Today we connected iLO look at the status of the disks, there may be some system errors, first disk 5 showed everything ok, and then showed Degraded
I got into the command line of the interrogation of the stacks, found out through hpacucli that the disk is Predictive Failure

. What are my thoughts:
1. Disks come to an end due to old age (although they were opened from my blister a year ago and installed in the server, but still their year of release 2013) or a factory defect (I don’t really think about marriage, since the 2nd disk was in the mirror raid of the proxmox system, and the 5th disk for backups, 40 GB of Wirth machine data is copied every day.)

2. An employee of the company moved the server (moved the back to position it towards himself) to a hot one when iLO was connected and when photographing the insides of the server at my request (I am more inclined towards this option, but I can be wrong, against the argument is that the hard drives are in the laptop work and we move them, but after all, the speeds there are not 15,000 but 5400, and when the bad sectors move, they then climb out). A conversation was held and agreement was made that the hot tower should no longer be moved.

3. Hardware failure, since the HP p410 array is old, and the EF0600FARNA disks are sharpened for G8 servers, but the sleds are for G6, and somehow the server worked for a year without problems. I read the info that the EF0600FARNA drives have several Firmware firmware, one of the firmware fixes the failure due to the redistribution of bad blocks. I'll try, when we fix the problem with the screws by replacing them with new ones, flash them through the HBA on another server.

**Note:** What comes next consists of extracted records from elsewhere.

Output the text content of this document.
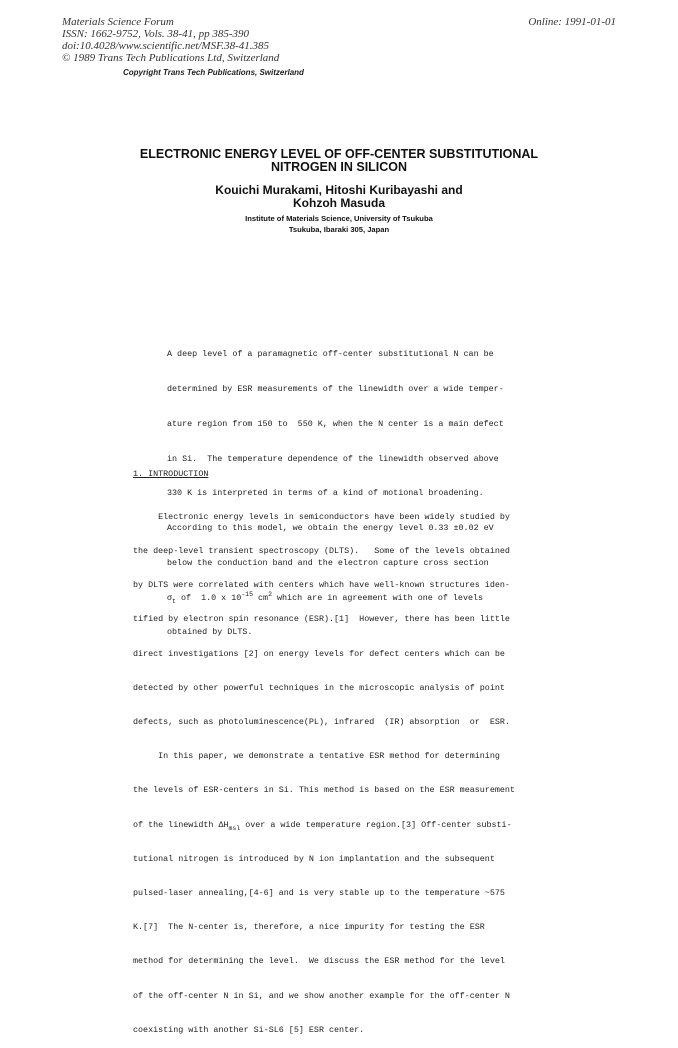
Materials Science Forum
ISSN: 1662-9752, Vols. 38-41, pp 385-390
doi:10.4028/www.scientific.net/MSF.38-41.385
© 1989 Trans Tech Publications Ltd, Switzerland
Online: 1991-01-01
Copyright Trans Tech Publications, Switzerland
ELECTRONIC ENERGY LEVEL OF OFF-CENTER SUBSTITUTIONAL
NITROGEN IN SILICON
Kouichi Murakami, Hitoshi Kuribayashi and
Kohzoh Masuda
Institute of Materials Science, University of Tsukuba
Tsukuba, Ibaraki 305, Japan

A deep level of a paramagnetic off-center substitutional N can be

determined by ESR measurements of the linewidth over a wide temper-

ature region from 150 to  550 K, when the N center is a main defect

in Si.  The temperature dependence of the linewidth observed above

330 K is interpreted in terms of a kind of motional broadening.

According to this model, we obtain the energy level 0.33 ±0.02 eV

below the conduction band and the electron capture cross section

$\sigma_t$ of  1.0 x $10^{-15}$ $cm^2$ which are in agreement with one of levels

obtained by DLTS.

1. INTRODUCTION

Electronic energy levels in semiconductors have been widely studied by

the deep-level transient spectroscopy (DLTS).   Some of the levels obtained

by DLTS were correlated with centers which have well-known structures iden-

tified by electron spin resonance (ESR).[1]  However, there has been little

direct investigations [2] on energy levels for defect centers which can be

detected by other powerful techniques in the microscopic analysis of point

defects, such as photoluminescence(PL), infrared  (IR) absorption  or  ESR.

In this paper, we demonstrate a tentative ESR method for determining

the levels of ESR-centers in Si. This method is based on the ESR measurement

of the linewidth $\Delta H_{msl}$ over a wide temperature region.[3] Off-center substi-

tutional nitrogen is introduced by N ion implantation and the subsequent

pulsed-laser annealing,[4-6] and is very stable up to the temperature ~575

K.[7]  The N-center is, therefore, a nice impurity for testing the ESR

method for determining the level.  We discuss the ESR method for the level

of the off-center N in Si, and we show another example for the off-center N

coexisting with another Si-SL6 [5] ESR center.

Who thinks, for what reason the disks began to crumble, the time has come? Somehow they break unevenly.

Reply

Answer the question

In order to leave comments, you need to log in

1 answer(s)

L

lossyy, 2020-11-13
@lossyy

Thanks to Vlad, my friend who revealed that it was overheating. According to the statistics of drives, they heated up to a maximum of 56 degrees, and this is already critical for drives. Their location is as follows:
1 - HDD 600
2 - HDD 600
3 - SSD
4 - SSD
5 - HDD 600
6 - Empty
So the 2nd failed and the 5th is on its way. They are closest to the SSD oven.
We will organize an additional inflow for the server. Thank you all for your attention to the problem.